Loss of jobs and housing has sparked frustration and despair on the island. About a third of fire-affected households now live below the poverty line, compared with 14% before the fires, the UHERO report found. Two-thirds of Maui county residents said the mayor of Maui, Richard Bissen, and the county council have not done a good job steering the island to recovery, according to a Honolulu Civil Beat survey from September.

In an email statement, Bissen said his administration had implemented various relief programs for wildfire survivors, including food distribution and tax incentives, as well as economic diversification efforts. He added that the county has built 928 new housing units and expects to complete an additional 565 units by 2026.

“Although we have exceeded expectations and have restored infrastructure, issued permits and cleared debris in record time,” he said, “it should be expected that Maui’s path to recovery will take time.”

Nicole Huguenin, director and co-founder of the social services group Maui Rapid Response, said there had been a noticeable increase in the island’s homeless population. In recent months, she said, requests for food, gas money and rent assistance have all spiked.

“There are many people who have multiple jobs but are barely making it,” Huguenin said. “It’s very hard to make sound long term choices for yourself when you’re in survival mode.”

The housing crisis didn’t just affect wildfire survivors, the UHERO study found. More than a third of workers and business owners in west Maui and Kula who lived outside the burn site have also been displaced from their homes since the disaster.

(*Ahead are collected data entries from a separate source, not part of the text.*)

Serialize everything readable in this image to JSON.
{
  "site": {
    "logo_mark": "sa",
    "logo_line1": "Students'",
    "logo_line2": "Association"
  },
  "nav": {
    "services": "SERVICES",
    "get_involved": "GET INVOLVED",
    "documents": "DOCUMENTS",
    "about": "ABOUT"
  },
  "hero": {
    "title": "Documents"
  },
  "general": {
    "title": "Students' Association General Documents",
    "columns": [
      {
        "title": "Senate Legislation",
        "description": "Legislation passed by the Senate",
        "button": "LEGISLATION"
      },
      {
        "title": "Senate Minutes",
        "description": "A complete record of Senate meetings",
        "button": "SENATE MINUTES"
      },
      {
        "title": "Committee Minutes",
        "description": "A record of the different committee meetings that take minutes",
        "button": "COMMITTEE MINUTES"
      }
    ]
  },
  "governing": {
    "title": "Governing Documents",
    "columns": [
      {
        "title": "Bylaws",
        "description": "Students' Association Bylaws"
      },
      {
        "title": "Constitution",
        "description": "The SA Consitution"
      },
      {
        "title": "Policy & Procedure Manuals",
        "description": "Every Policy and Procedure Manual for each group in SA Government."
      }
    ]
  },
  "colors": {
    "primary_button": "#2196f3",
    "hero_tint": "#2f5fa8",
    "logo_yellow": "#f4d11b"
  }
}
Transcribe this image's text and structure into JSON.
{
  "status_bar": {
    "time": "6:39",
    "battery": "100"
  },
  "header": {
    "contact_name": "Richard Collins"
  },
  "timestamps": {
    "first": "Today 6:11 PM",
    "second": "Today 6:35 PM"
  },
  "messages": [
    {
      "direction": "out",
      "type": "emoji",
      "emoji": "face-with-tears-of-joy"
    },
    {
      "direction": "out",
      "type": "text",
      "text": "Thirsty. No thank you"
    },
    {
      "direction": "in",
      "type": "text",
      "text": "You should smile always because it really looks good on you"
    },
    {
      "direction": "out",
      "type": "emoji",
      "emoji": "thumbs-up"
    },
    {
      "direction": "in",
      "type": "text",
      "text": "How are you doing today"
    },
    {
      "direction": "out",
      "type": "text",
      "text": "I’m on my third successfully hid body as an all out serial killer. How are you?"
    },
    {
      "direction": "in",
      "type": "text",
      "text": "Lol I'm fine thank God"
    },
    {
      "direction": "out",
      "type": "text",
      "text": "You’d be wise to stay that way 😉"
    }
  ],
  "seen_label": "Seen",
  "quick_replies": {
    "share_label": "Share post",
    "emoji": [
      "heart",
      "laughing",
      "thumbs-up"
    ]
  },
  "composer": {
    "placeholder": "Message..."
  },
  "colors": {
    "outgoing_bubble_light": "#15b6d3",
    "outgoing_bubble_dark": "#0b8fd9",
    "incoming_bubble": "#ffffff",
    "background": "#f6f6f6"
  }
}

Trey Gordner, a policy researcher at UHERO who co-authored the report with Bond-Smith, said the fires wiped out 5% of Maui’s housing supply overnight, and loss of housing would inevitably drive up prices in what’s already one of the most expensive rental markets in the country.

“There is a resupplying of the housing market to fit all of the displaced folks on the island,” he said. “Even those who weren’t displaced by the fires directly are still finding that they have to move due to increases in rent.”

At the same time, greed has also hampered recovery. Fema and state emergency housing programs, which offered property owners a premium to house wildfire survivors, have enabled landlords to engage in predatory behavior, according to an investigation by Civil Beat and ProPublica. Tenants said they were evicted on short notice so landlords could lease their property to Fema, the state and private aid organizations. The state, for example, offered $5,000 a month for a one-bedroom home and $7,000-$9,000 for a two or three-bedroom unit – more than double the rate landlords were renting to locals before the fire.

Miguel Ceballos and his four children moved between hotels 14 times before signing a one-year lease in March on a four-bedroom home in west Maui. Fema is subsidizing his rent, which Ceballos said is comparable to pre-fire rates because his landlord refused to price gouge.

Ceballos leaned on a host of non-profits and community-led groups to get back on his feet. He received new furniture through Brown Kross Hui, a grassroots initiative of the Indigenous Hawaiian activist Makani Christensen. Catholic charities provided him vouchers for groceries and rent. But trauma from the fire continues to take its toll: Ceballos and his wife recently separated after 20 years together – a trend that he said has become common in fire-affected households.

“We joke that getting help is a full-time job in itself,” Ceballos said.

In late September, more than a year after the fire, Ceballos found work as an events coordinator with the Kauai-based Waikomo Shaved Ice, helping them expand operations in Maui. While he earned significantly less than at his job before the fire, he said he was on track to get by without Fema assistance in the next few months.

“We weren’t well off before the fire,” Ceballos said, “but what wouldn’t I do to be in that position again.”